Pourquoi donner son sang, et cette année en particulier ?

Le saviez-vous ? La date du 14 juin n’a pas été choisie par hasard. Elle célèbre aussi l’anniversaire (lointain) de feu Karl Landsteiner (1868-1943) : c’est ce biologiste et médecin autrichien qui a distingué les premiers groupes sanguins en 1900. « Aujourd’hui encore, le don de sang continue de sauver des vies, rappelle Frédéric Cabaret, le directeur de la collecte et de la production au sein de l’EFS (Établissement français du sang). 

Les dons dont on parle sont des concentrés de globules rouges qui sont transfusés aux patients dans de nombreuses situations.

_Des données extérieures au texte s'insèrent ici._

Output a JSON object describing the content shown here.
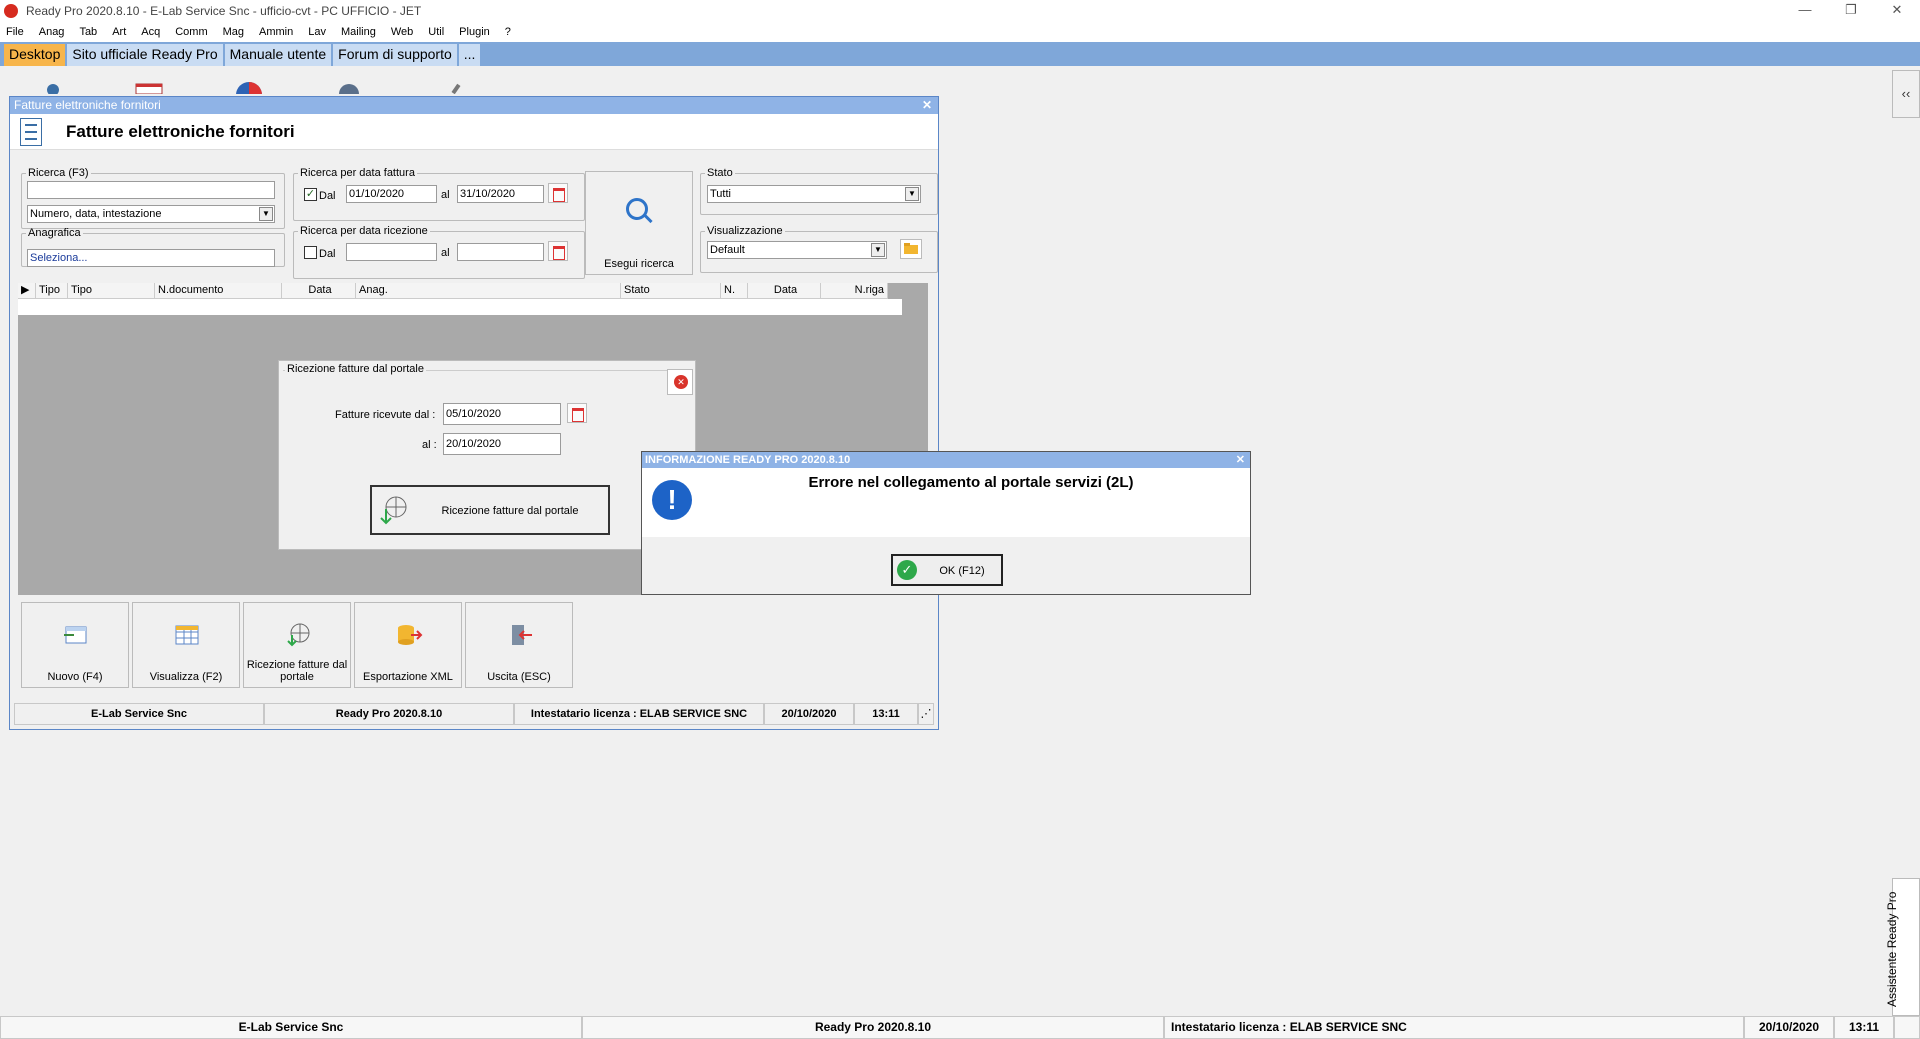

Ils servent à des transfusions lors d’accidents de la route ou d’hémorragies lors d’interventions chirurgicales ou d’accouchements, mais plus souvent encore dans le traitement de certaines maladies chroniques comme des cancers, de plus en plus nombreuses dans une société où les personnes âgées sont de plus en plus nombreuses. »

Cette année encore, l’EFS repart en campagne, animé par un sentiment d’urgence. « En mai, les dons ont été en recul à cause des jours fériés et de la précocité de la vague de chaleur. » Début juin, les réserves étaient tombées à un niveau préoccupant de 75 000 unités. « On considère que les réserves sont stables lorsqu’elles atteignent 90 000 unités. En même temps, nous devons préparer l’entrée dans la période estivale où les donneurs eux-mêmes vont partir en vacances. Il est donc urgent de donner dès que possible pour inverser la tendance. »

Comment une entreprise peut s’impliquer ?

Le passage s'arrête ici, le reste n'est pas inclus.